Slipmat Week Notes 21/2026

Happy Friday people of Slipmat!

This week marked an important turning point for the v3 refactor; we’ve now started the final migration! The work is about half-done, and by next week the old v2 will be no more.

There’s also been some work done on the public UI. The template work is really slow and dofficult, and as I personally am not a very visually talented person, and unfortunately there has been no volunteers so far to help with this, I’ve mostly outsourced the design to Claude Design. It needs lots of babysitting and is still very slow (and expensive!) but at least it’s better what we had… This work is very much WIP at the moment, hoping to get the first version of the final templates ready by next week when we redirect the domain.

New Features

  • The very first Slipmat tool originally published in 2016 is now fully rewritten and live on the new site: Playlist Converter converts your DJ software playlists to text or html for social media / blogs etc. (v2 feature parity)
  • Artists have now full access to the legacy events and most of their data on the new artist admin dashboard. Rest of the data (like event chat logs) will be available soon when the migration is finished.
  • Artists can now edit some event metadata (like set lists) after the event has been archived. You can now go back and clean up legacy stuff as well! (v2 feature parity)

Security

Slipmat Website and API dependencies are now properly hardened against supply chain attacks that have plagued the Web development world recently. We use Renovate to automatically manage dependency updates and Snyk to verify their safety. These both have been in use for Slipmat for a long time but the process was only partially automated so the middlemonkey has now been cut off from the process.

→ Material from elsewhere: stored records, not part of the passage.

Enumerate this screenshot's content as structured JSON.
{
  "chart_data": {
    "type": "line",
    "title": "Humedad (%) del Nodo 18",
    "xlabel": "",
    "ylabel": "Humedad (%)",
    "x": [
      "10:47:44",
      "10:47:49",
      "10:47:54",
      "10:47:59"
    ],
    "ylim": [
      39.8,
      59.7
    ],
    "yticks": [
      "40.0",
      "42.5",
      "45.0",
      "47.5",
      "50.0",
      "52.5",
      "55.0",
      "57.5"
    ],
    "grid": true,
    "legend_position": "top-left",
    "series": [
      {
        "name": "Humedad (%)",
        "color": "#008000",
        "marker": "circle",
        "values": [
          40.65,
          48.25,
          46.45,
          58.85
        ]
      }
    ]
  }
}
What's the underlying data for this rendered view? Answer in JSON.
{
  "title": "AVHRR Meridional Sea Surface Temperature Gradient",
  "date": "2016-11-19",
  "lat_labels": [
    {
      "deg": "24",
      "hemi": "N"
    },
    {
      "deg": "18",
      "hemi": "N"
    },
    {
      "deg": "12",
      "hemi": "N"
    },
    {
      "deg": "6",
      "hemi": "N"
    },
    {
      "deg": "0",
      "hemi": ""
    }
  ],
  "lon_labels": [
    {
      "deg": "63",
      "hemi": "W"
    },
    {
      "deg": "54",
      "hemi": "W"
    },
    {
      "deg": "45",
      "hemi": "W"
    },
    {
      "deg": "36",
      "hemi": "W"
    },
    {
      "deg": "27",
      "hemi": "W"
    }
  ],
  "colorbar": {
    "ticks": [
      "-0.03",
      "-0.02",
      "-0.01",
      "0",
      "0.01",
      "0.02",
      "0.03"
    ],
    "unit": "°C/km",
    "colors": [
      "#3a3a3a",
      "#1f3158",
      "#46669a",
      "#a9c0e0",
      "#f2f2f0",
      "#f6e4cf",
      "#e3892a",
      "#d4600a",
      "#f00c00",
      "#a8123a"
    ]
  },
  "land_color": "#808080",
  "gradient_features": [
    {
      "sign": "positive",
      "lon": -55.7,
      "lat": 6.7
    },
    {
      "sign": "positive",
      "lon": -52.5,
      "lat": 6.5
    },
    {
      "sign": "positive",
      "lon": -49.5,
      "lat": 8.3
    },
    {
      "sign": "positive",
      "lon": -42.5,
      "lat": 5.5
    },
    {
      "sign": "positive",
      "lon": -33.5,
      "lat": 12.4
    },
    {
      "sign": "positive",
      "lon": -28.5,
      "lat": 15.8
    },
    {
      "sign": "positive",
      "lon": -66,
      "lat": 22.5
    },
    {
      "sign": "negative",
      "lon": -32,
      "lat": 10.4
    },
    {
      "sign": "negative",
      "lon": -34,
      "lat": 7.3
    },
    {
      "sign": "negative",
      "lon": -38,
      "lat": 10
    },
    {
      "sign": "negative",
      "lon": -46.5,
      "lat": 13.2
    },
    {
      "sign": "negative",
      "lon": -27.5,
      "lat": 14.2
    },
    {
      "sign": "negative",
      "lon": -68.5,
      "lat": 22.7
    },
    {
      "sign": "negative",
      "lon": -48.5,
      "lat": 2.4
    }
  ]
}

Note: Slipmat code and infrastructure is very secure by default, and there is very little actually data that can be exfiltrated by any attack to Slipmat services. Things like passwords and credit card details are not stored at all (we only store salted hashes which are essentially useless for any third party). Most valuable data we do store is your PII (Personally Identifiable Information) of which we take very good care of. All PII is securely stored in one database only and the backups are encrypted at rest. Even if someone could get the physical backup file, it would be useless to them without the encryption key.

Security is more than doing these kind of individual things and blogging about them every now and then. It’s a mindset and a way to look at the world always through the security-minded lenses. We design our systems securely by default and keep updating them constantly to keep all Slipmatians safe.